Food waste: a riddle, wrapped - or unwrapped? - in a mystery
After the crisis, Turner wants the onus put on recycling and waste management to prevent plastic pollution. He added that with fresh food produce witnessing an ‘extraordinary leap in demand’ as people self-isolate in their homes, what would be a ‘criminal outcome’ would be if we wasted more food in the process.
“If you start wasting any of that food stuff then its impact on the environment in terms of its use of resources is far greater than the packaging. Far better to package it and extend its life than reduce the packaging and not."
But, again, the argument for plastic packaging as a panacea for preventing food waste and its resultant methane gases is not black and white. According to Sutherland, for example, food wrapped in plastic to prevent food waste is counterproductive because it encourages consumers to leave it for longer. It’s much more likely to actually get eaten if not plastic wrapped, she believes.
She adds that recycling is not a solution to plastic pollution. "Our waste management and recycling systems will never cope with the extraordinary levels of waste we produce. Household collection does not mean it is actually recycled. Plastic is one of the least recycled materials in the UK and the reality is that this significant increase in plastic packaging will end up being landfilled, exported or incinerated.
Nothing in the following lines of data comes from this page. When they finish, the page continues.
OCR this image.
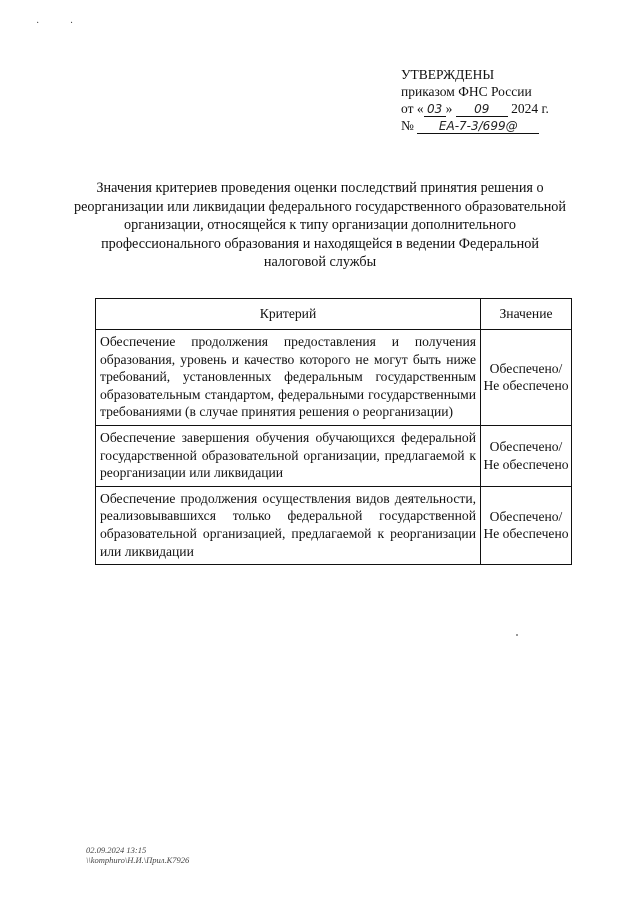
· ·
УТВЕРЖДЕНЫ
приказом ФНС России
от « 03 » 09 2024 г.
№ ЕА-7-3/699@
Значения критериев проведения оценки последствий принятия решения о реорганизации или ликвидации федерального государственного образовательной организации, относящейся к типу организации дополнительного профессионального образования и находящейся в ведении Федеральной налоговой службы
Критерий	Значение
Обеспечение продолжения предоставления и получения образования, уровень и качество которого не могут быть ниже требований, установленных федеральным государственным образовательным стандартом, федеральными государственными требованиями (в случае принятия решения о реорганизации)	Обеспечено/ Не обеспечено
Обеспечение завершения обучения обучающихся федеральной государственной образовательной организации, предлагаемой к реорганизации или ликвидации	Обеспечено/ Не обеспечено
Обеспечение продолжения осуществления видов деятельности, реализовывавшихся только федеральной государственной образовательной организацией, предлагаемой к реорганизации или ликвидации	Обеспечено/ Не обеспечено
02.09.2024 13:15
\\komphuro\Н.И.\Прил.К7926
There is nothing circular or sustainable about that."
She's also concerned that plummeting oil prices will give plastic producers an excuse to 'find ways to sell even more of it'.
Her plea to consumers, meanwhile, is simply to avoid the temptation to hoard food.
"If people are self-isolating there are many neighbourhood apps out there connecting you with volunteers to go and get your shopping for you. It’s so much better that none of us stockpile and that we shop for only what we need and we help each other through this."